[SCL] some 'standard' contextual ontologies
pat hayes
phayes at ihmc.us
Mon Dec 1 16:54:44 CST 2003
Further to the previous message, here are a few possible 'standard'
outer ontologies suitable for importing. John, you might like #2:
consider it as a present ;-)
1. Simple FOL
<scl:FOL>[[
(forall (?x)(not (and (Rel ?x) (Ind ?x)))) ;; nothing is both an
individual and a relation;
Fun(Arity) ;; relations and functions have a single arity;
;; as well as importing this ontology, a first-order context should
declare all relation, function;
;; and individual constants and should provide explicit arities for
all named relation and ;
;; functions. Note that the arity of a function includes the value. ;
]]
2. Lists of arguments
<scl:arglists>[[
;; scl:list relates LISP-style lists (a.k.a. RDF collections) to SCL
argument sequences;
;; the first argument of the relation (value of the function) is a
list; the remaining arguments;
;; are the elements of the list in head-tail order. ;
;; When used as a function, scl:list is analogous to LISP 'list', so
is variadic. To restrict ;
;; oneself to a fixed-arity vocabulary, use only scl:cons and scl:nil. ;
(Fun scl:list scl:cons scl:hd scl:tl)
(scl:list scl:nil)
(forall (?x ?z)(iff (scl:list ?x @y) (scl:list (scl:cons ?z ?x) ?z @y) ))

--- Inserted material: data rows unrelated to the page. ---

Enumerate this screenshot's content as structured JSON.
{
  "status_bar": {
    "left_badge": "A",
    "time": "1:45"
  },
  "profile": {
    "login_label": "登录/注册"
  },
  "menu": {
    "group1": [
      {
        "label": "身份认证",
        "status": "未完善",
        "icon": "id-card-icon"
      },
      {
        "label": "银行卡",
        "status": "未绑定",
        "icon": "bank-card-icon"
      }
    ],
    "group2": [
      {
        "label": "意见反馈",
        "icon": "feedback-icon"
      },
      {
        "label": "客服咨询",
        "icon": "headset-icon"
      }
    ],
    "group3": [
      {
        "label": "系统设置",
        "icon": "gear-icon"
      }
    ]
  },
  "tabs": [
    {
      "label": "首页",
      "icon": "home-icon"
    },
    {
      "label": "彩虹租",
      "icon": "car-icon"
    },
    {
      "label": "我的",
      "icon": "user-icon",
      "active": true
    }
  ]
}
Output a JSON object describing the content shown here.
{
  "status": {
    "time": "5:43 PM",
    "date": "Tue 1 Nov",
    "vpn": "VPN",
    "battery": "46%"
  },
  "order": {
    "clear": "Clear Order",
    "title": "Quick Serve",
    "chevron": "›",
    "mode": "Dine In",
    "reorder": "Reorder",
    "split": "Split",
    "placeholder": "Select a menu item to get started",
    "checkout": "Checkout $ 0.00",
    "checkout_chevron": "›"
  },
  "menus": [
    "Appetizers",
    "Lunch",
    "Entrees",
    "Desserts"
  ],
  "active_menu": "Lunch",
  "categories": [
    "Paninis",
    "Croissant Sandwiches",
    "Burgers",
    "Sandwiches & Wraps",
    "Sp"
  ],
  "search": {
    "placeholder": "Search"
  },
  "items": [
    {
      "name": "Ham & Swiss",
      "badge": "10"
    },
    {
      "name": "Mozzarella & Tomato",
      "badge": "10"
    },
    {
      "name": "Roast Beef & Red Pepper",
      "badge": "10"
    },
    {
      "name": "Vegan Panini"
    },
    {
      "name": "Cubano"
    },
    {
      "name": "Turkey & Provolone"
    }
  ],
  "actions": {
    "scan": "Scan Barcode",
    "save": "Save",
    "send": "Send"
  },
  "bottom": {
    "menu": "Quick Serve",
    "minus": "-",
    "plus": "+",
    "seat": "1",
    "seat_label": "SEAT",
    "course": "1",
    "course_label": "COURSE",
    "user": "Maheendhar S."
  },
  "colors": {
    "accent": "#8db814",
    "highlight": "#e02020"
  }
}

;;converts between finite lists written as sequences and as cons/nil
Sexpressions;
(forall (?x ?y ?z)(iff (= ?z (scl:cons ?x ?y) ) (and (= ?x (scl:hd
?z)) (= ?y (scl:tl ?z)))))
;;defines head and tail on cons lists;
(forall (?r)(iff (?r @l) (?r (scl:list @l))
;; converts between SCL atoms and unary predications of argument lists;
(= 3 (Arity scl:cons)) ;; binary function has arity 3;
(= 2 (Arity scl:hd))
(= 2 (Arity scl:tl))
]]
Any ontology defined in the above context can write any atomic
sentence optionally as a unary predication of a list written
explicitly using scl:cons and scl:nil, and can quantify over lists in
tail position to achieve the same effective expressiveness (more??)
as SCL sequence variables, in a more conventional FO notation.
Note, if an ontology already uses lists for other purposes then this
context might create unintended models; users should therefore use
the scl:arglist vocabulary only for this purpose. It would also be
acceptable to define an alternative context ontology on this pattern
but using a proprietary terminology for argument lists, in order to
distinguish them from SCL lists; but such an option might limit
interoperability.
Note also that this context does require that models of the defined
(inner) ontology admits lists into the universe of discourse. There
is no way to avoid this while using a function as a list constructor,
and no way to avoid that without adding some new syntactic forms to
the language (which would go beyond what can be done in an SCL
context ontology.)
2a. First-order with list arguments
<scl:FOLarglists>[[
(import scl:FOL)
(import scl:arglists)
;; Warning: in the inner ontology, any uses of scl:list with
different numbers of arguments will produce;
;; a syntactic inconsistency;
]]
3. RDF notation for argument lists, if required:
<scl:argRDFcollections>[[
(import scl:arglists)
(= scl:hd rdf:first)
(= scl:tl rdf:rest)
(= scl:nil rdf:nil)
]]
This is similar to 2 but allows the use of the RDF collection
vocabulary in addition to, or instead of, the SCL list vocabulary.
RDF does not use an explicit cons function, but instead asserts that
lists exist with a given head and tail. The conversion to the
Sexpression form follows from the 'iff' in the hd/tl definition axiom.